"Reno....." Abel menahan air matanya mati-matian. Tidak bisa, pertahanan dirinya bobol dengan Moreno yang terus menatapnya. "Selamat ulang tahun." Dia hendak memberitahu suaminya perihal kehamilannya, dan dia tersentak melihat Moreno mengambil jasnya. "Kau mau ke mana?"
"Malam ini aku menerima surprise yang sangat tidak kuduga," jawab Moreno. "Aku ingin menghabiskan waktu bersama teman-temanku di klub."
"Reno, kau tidak bisa pergi! Ada satu hal yang harus kuberitahu padamu!"
"Apa lagi?" dengus Moreno bosan. "Kalau kau selama ini mengira aku malaikat yang bisa dengan senang hati mendengar ceritamu tentang Kak Satria-mu itu, kau salah besar, Bella! Aku sama sekali tidak tertarik dan kau bisa tuangkan ceritamu dalam buku harian atau ceritakan saja pada Satria-nya langsung! Aku sudah tidak peduli lagi! Bahkan, aku sudah mempersiapkan apa yang kau butuhkan."
"Apa?"
Moreno kembali pada brankasnya dan mengeluarkan surat ajuan cerai. "Kau hanya perlu datang ke pengadilan agama sesuai di dalam surat itu. Besok akan ada orang yang akan bantu mengepak." Dia terdiam sejenak, menggigit bibirnya. "Aku kira tidak satu pun dari kita berdua ingin menempati rumah ini lagi, bukan? Kau bisa kembali pada ayahmu, dan aku akan hidup dengan diriku sendiri. Semuanya sudah selesai."
"Tidak! Kau tidak bisa menceraikanku, Moreno!" teriak Abel dengan tangisannya yang meledak. "Aku hamil! Aku tidak mau anakku kehilangan sosok ayah seperti yang kau alami dulu." Aku juga tidak akan tahan melihatmu menikah lagi dan membiarkan anakku iri pada anakmu dengan wanita lain!

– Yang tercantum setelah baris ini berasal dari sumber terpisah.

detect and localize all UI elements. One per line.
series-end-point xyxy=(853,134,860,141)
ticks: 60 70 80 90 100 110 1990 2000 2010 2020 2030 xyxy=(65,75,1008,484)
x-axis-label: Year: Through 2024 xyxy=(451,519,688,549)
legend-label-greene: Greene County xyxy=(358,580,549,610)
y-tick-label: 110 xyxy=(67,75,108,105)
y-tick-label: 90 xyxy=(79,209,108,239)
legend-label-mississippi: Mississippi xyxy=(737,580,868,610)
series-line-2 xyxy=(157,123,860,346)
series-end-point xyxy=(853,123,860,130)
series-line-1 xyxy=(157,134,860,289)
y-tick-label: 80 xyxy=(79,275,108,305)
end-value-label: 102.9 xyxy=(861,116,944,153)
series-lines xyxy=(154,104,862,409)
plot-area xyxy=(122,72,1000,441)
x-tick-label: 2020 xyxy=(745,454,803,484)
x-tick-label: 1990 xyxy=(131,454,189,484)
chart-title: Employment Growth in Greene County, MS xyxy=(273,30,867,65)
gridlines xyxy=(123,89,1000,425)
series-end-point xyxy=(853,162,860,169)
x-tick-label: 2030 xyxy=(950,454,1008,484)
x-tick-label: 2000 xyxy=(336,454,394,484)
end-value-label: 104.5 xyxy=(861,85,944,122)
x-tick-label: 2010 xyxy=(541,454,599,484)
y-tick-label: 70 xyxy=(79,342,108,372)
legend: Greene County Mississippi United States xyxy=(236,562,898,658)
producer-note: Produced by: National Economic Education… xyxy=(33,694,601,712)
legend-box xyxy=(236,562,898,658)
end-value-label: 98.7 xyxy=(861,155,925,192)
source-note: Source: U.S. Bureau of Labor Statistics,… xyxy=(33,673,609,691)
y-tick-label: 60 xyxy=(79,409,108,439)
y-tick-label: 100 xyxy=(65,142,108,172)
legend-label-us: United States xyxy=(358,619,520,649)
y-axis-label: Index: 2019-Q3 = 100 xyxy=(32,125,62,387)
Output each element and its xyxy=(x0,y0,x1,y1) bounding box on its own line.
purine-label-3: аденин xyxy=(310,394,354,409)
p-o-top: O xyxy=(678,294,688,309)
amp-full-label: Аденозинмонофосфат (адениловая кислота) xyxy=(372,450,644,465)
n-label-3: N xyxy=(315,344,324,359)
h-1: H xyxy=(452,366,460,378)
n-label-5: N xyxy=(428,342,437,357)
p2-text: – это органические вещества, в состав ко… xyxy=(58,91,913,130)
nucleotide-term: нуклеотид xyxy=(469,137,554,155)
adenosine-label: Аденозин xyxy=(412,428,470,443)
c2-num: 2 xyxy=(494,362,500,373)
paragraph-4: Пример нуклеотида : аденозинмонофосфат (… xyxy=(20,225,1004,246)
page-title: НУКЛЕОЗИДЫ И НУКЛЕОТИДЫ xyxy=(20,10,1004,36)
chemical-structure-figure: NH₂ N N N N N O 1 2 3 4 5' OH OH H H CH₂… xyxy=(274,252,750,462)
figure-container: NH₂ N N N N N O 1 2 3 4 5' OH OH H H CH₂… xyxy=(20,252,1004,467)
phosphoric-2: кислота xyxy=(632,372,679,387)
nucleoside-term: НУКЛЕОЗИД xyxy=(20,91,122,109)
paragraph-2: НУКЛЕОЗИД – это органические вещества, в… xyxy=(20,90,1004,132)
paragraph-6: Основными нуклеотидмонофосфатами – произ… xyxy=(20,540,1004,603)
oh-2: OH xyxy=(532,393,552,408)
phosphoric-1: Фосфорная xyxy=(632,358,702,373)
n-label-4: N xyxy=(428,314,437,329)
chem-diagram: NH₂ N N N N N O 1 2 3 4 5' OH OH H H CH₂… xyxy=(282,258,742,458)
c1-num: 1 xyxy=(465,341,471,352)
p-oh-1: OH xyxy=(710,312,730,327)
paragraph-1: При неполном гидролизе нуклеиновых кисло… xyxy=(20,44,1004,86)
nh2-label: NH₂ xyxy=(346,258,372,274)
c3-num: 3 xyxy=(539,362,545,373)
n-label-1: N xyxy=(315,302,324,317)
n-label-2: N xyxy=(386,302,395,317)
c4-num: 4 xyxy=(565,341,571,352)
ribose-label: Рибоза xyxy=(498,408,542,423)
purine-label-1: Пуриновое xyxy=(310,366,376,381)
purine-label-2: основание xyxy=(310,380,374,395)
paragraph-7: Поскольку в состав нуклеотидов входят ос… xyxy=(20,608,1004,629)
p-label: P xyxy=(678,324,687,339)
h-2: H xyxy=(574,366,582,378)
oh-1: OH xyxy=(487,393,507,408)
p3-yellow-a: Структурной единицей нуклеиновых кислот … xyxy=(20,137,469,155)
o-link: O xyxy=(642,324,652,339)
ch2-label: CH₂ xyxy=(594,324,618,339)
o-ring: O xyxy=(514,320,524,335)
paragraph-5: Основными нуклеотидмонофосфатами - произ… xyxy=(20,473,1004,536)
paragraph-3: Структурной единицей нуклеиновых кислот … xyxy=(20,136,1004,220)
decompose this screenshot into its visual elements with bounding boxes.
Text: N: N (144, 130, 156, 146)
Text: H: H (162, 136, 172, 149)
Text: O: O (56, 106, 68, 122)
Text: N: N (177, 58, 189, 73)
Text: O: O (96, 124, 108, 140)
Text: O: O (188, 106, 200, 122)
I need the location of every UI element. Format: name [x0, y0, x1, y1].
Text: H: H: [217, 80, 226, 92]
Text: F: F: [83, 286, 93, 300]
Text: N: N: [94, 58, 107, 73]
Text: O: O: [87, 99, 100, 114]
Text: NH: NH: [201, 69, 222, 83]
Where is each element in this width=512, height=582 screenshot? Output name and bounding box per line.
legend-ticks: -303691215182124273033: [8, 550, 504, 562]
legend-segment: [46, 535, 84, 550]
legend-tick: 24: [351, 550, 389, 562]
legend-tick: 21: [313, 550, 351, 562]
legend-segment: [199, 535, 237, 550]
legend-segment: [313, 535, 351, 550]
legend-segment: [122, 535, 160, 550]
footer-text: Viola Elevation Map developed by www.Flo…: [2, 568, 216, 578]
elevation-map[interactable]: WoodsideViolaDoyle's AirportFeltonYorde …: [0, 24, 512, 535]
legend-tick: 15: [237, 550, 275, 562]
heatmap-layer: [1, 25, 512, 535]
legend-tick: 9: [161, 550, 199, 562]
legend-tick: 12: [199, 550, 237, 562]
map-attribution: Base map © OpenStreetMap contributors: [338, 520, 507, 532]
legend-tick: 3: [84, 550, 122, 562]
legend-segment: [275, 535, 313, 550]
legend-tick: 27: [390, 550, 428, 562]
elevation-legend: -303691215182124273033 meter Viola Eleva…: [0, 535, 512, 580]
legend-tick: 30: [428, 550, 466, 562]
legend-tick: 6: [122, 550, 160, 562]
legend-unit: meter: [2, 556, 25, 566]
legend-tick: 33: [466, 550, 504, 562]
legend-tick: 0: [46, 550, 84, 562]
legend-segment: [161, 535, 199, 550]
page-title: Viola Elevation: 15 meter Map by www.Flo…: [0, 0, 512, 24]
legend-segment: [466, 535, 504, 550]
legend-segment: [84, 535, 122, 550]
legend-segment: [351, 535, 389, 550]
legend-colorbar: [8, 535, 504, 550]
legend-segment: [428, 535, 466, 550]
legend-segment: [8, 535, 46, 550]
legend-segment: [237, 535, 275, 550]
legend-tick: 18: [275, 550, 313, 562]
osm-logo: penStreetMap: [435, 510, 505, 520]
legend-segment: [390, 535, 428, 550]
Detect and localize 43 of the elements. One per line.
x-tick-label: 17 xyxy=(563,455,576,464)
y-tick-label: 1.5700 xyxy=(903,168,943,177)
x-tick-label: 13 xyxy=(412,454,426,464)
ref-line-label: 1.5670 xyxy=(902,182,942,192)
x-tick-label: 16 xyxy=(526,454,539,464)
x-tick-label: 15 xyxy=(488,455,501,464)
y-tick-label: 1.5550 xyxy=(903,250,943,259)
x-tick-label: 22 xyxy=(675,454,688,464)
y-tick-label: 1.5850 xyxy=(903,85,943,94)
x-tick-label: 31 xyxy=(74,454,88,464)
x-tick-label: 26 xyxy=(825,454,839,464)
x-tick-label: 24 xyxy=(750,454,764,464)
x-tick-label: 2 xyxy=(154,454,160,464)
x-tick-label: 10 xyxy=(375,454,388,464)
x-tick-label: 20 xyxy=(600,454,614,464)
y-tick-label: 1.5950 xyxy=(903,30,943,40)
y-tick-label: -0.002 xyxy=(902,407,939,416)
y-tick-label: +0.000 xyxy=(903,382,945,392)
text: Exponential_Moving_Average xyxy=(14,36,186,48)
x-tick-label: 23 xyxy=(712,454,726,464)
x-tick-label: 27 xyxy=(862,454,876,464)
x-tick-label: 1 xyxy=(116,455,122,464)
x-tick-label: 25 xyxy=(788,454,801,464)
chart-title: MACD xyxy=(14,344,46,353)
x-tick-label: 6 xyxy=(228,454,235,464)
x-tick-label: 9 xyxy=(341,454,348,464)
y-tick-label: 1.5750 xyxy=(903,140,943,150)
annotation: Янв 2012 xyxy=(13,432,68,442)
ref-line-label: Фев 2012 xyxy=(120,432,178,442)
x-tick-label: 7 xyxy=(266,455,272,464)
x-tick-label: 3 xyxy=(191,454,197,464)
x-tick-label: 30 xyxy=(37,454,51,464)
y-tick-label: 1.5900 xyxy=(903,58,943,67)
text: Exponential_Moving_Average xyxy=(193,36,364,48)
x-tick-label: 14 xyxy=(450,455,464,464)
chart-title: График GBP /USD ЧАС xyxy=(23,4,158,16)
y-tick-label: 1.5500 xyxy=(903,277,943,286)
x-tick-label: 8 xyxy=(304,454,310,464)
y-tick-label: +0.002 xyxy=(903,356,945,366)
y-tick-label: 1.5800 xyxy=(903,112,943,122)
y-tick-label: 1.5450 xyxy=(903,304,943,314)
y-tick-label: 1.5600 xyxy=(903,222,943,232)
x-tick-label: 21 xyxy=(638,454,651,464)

Moreno tersentak. "Kau... hamil?"
"Dokter Hermawan mengatakan sudah empat minggu, Reno," jelas Abel. "Dia juga bilang kandunganku kali ini sehat. Tidak ada sama sekali masalah, dan kemungkinan untuk miscarriage tidak sebesar dulu."
"Benarkah?" Moreno mendekati Abel dan menatapnya lekat-lekat. Tiba-tiba saja suara Abel mengatakan, bukan aku yang bermasalah dengan rahimku, muncul di benaknya. Dia menjauh dari istrinya, menggeleng tegas. "Lalu kau kira anak akan menyelesaikan masalah kita? Membuat keluarga kita harmonis? Kini aku mengerti mengapa ibuku memilih bercerai daripada bertahan. Dia tidak menganggap seorang anak menjadi penghalang orang yang dicintainya untuk bahagia. Aku pun juga begitu."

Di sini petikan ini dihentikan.